Les réactions des autorités ont été violentes, donnant la mort à plusieurs jeunes manifestants et blessant des dizaines avec nombreuses arrestations. Cette attitude déplorable pourra paradoxalement réveiller les esprits politiques chez les dirigeants pour faire reculer la vision sécuritaire dominante sur tous les dossiers, même les plus anodins. Avant les manifestations de vendredi, un rassemblement des familles des prisonniers politiques a essayé de déposer un recours auprès du ministère de l’Intérieur afin de demander la libération de leurs proches. La réaction des autorités était très brutale avec l’arrestation de 34 participants, dont un intellectuel syrien de renommée arabe et internationale. Tayeb Tizini a été violenté et humilié avant d’être remis en liberté quelques heures plus tard. La gestion sécuritaire doit cesser dans ce pays, qui a les ressources politiques suffisantes pour entamer un dialogue et éviter des scénarios violents que personne ne souhaite.

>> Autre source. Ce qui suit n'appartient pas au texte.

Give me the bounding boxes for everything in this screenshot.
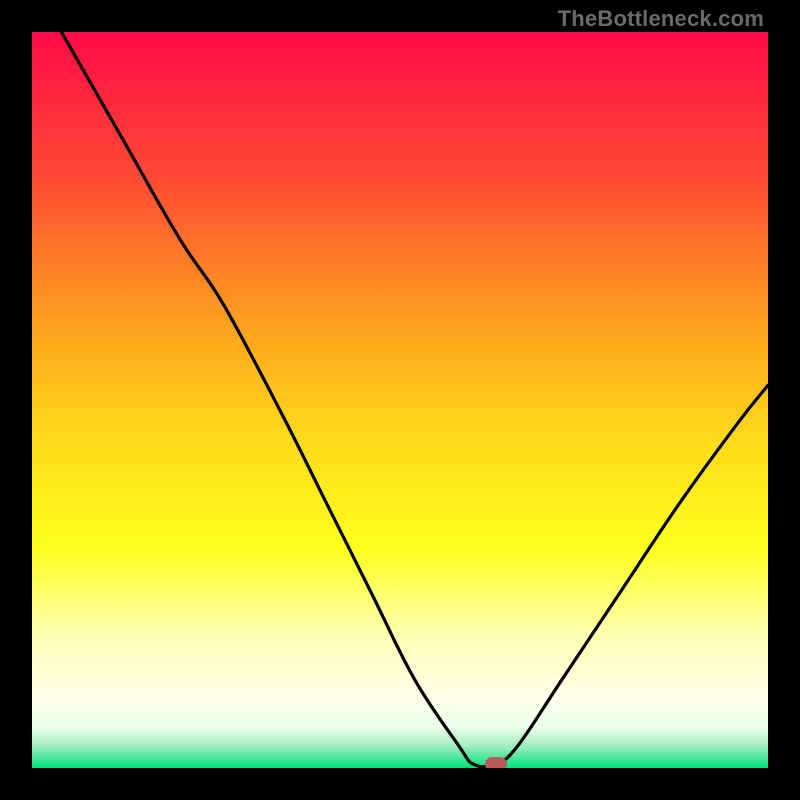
minimum-marker bbox=[485, 757, 507, 768]
bottleneck-chart: TheBottleneck.com bbox=[0, 0, 800, 800]
plot-area bbox=[32, 32, 768, 768]
watermark-text: TheBottleneck.com bbox=[558, 6, 764, 32]
curve-layer bbox=[32, 32, 768, 768]
bottleneck-curve bbox=[61, 32, 768, 767]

– Comment voyez-vous l’évolution de la situation dans le pays ? Les événements vont-ils s’accélérer ?

Cela dépendra du degré de conscience et de l’habileté politique. Il est encore temps pour renouer le dialogue national et reconnaître la présence de la pluralité des idées et des visions sur l’avenir du système politique.
Combattre la corruption ne peut pas rester dans le registre des discours et quelques opérations esthétiques qui ne touchent pas l’essentiel. La liberté d’expression n’est pas un don quelconque, c’est un droit. Les Syriens sont aptes à vivre en paix dans leurs différences ethniques et confessionnelles. Ils sont matures et il est temps pour eux d’en finir avec l’état d’urgence et les lois exceptionnelles.

– L’actuel Président est-il sérieusement contesté par de larges franges de la société syrienne ?

En l’absence de possibilité de réaliser des sondages d’opinion crédibles, il m’est difficile de répondre à cette question dans l’absolu. Cependant, les années 2000 ont connu une euphorie populaire relativement avantageuse pour le Président avec un sentiment national renforcé suite à la pression politique extérieure. Les réussites diplomatiques de la Syrie ont occulté, pour un moment, la nécessité d’entamer de réelles réformes politiques et économiques sur la scène intérieure.
Dans cette atmosphère, des formations de l’opposition syrienne désorganisée ainsi que des intellectuels indépendants ont essayé de tendre la main et de proposer l’ouverture d’une plateforme nationale afin de débattre sur tous les dossiers essentiels qui touchent à la vie des Syriens.
Leur requête a été rejetée et certains parmi eux ont été emprisonnés. La société syrienne a des revendications «réalisables ; elles nécessitent un engagement politique et patriotique en neutralisant la gestion sécuritaire. Elle est consciente de la situation géopolitique et des dossiers extérieurs épineux et elle l’a démontré à plusieurs reprises en réitérant ses revendications. Elle considère qu’il est temps de la prendre au sérieux, de reconnaître sa maturité et de répondre efficacement à ses besoins réels et urgents.